AI Model GPT-4 Announced By OpenAI Claims To Perform Better Than 90% Of Test Takers On The SAT

March 14, 2023

minute read

There is a new version of OpenAI's primary large language model, GPT-4, that it announced on Tuesday, and it says it demonstrates "human-level performance" on many of the professional tests that it has conducted.

‍

Compared to previous versions of ChatGPT, ChatGPT-4 is a much "larger" version in terms of the amount of data trained on and the weights in the model file, which makes it more expensive to run.

‍

It is believed that many of the recent advances in artificial intelligence are due to the running of ever-larger models on thousands of supercomputers in training processes that can cost tens of millions of dollars per model, according to many researchers. In order to achieve better results, GPT-4 is an example of an approach aimed at "scaling up" to achieve better results.

‍

OpenAI said it used Microsoft

‍

Azure will be used to train the model; Microsoft has invested billions in the startup. Citing "the competitive landscape," OpenAI did not disclose the specific model size or hardware used to train it.

‍

Many of the artificial intelligence demos that have impressed people in the technology industry have been powered by OpenAI's GPT large language model in the past six months, including Bing's AI chat and ChatGPT, and the latest version is a preview of new advancements that will eventually reach consumer products like chatbots.
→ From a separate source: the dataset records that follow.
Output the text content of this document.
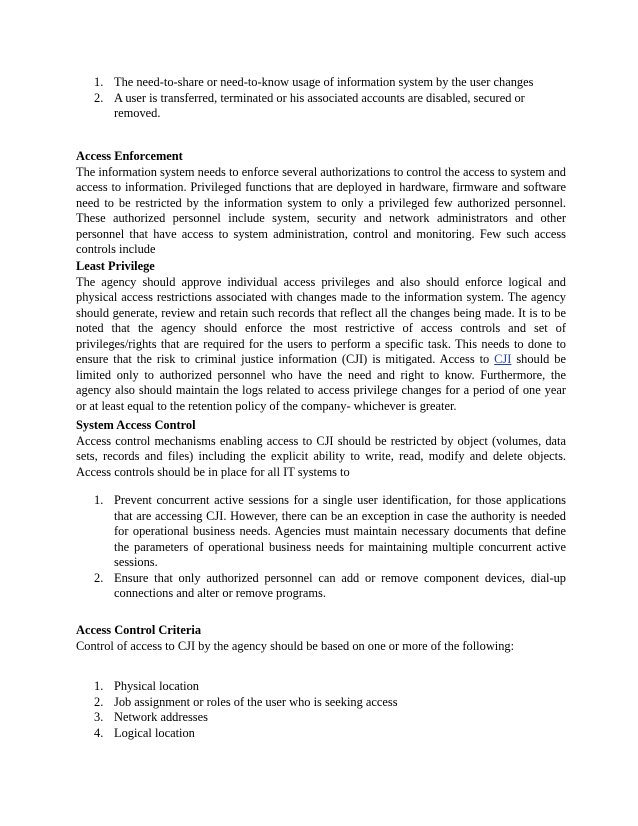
1. The need-to-share or need-to-know usage of information system by the user changes
2. A user is transferred, terminated or his associated accounts are disabled, secured or removed.

Access Enforcement

The information system needs to enforce several authorizations to control the access to system and access to information. Privileged functions that are deployed in hardware, firmware and software need to be restricted by the information system to only a privileged few authorized personnel. These authorized personnel include system, security and network administrators and other personnel that have access to system administration, control and monitoring. Few such access controls include

Least Privilege

The agency should approve individual access privileges and also should enforce logical and physical access restrictions associated with changes made to the information system. The agency should generate, review and retain such records that reflect all the changes being made. It is to be noted that the agency should enforce the most restrictive of access controls and set of privileges/rights that are required for the users to perform a specific task. This needs to done to ensure that the risk to criminal justice information (CJI) is mitigated. Access to CJI should be limited only to authorized personnel who have the need and right to know. Furthermore, the agency also should maintain the logs related to access privilege changes for a period of one year or at least equal to the retention policy of the company- whichever is greater.

System Access Control

Access control mechanisms enabling access to CJI should be restricted by object (volumes, data sets, records and files) including the explicit ability to write, read, modify and delete objects. Access controls should be in place for all IT systems to

1. Prevent concurrent active sessions for a single user identification, for those applications that are accessing CJI. However, there can be an exception in case the authority is needed for operational business needs. Agencies must maintain necessary documents that define the parameters of operational business needs for maintaining multiple concurrent active sessions.
2. Ensure that only authorized personnel can add or remove component devices, dial-up connections and alter or remove programs.

Access Control Criteria

Control of access to CJI by the agency should be based on one or more of the following:

1. Physical location
2. Job assignment or roles of the user who is seeking access
3. Network addresses
4. Logical location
The AI chatbot for Bing uses GPT-4, Microsoft said Tuesday.

‍

With the new model, OpenAI claims it will produce fewer factually incorrect answers, go off topic less often, and even perform better on standardized tests than humans.

‍

The GPT-4 was said to have performed at the 90th percentile on a simulated bar exam, the 93rd percentile on an SAT reading test, and the 89th percentile on the SAT math test, according to OpenAI.

‍

Nevertheless, OpenAI warns that the new software is not perfect yet and that it is capable of performing poorly in many scenarios when compared to humans. The company says the program still has a major problem with "hallucination," or making things up that aren't based on facts, and is not factually reliable. There is still a tendency for it to insist that it is correct even when it is incorrect.

‍

“We are still working on correcting many of the known limitations of GPT-4, including social biases, hallucinations, and adversarial prompts, as well as many other issues,” the company said in a blog post.

‍

“There is often a subtle difference between GPT-3.5 and GPT-4 in a casual conversation. "GPT-4 is more reliable, creative, and is able to handle much more nuanced instructions than GPT-3.5 when the complexity of the task reaches a certain threshold - it is more reliable, creative, and will handle much more complex instructions than GPT-3.5," wrote OpenAI in a blog post.

‍

It is expected that the new model will be available to paid subscribers of ChatGPT, as well as being made available as part of an API that enables programmers to integrate AI into their applications. There will be a charge of approximately 3 cents per word for about 750 words of prompts and 6 cents per word for approximately 750 words of responses from OpenAI.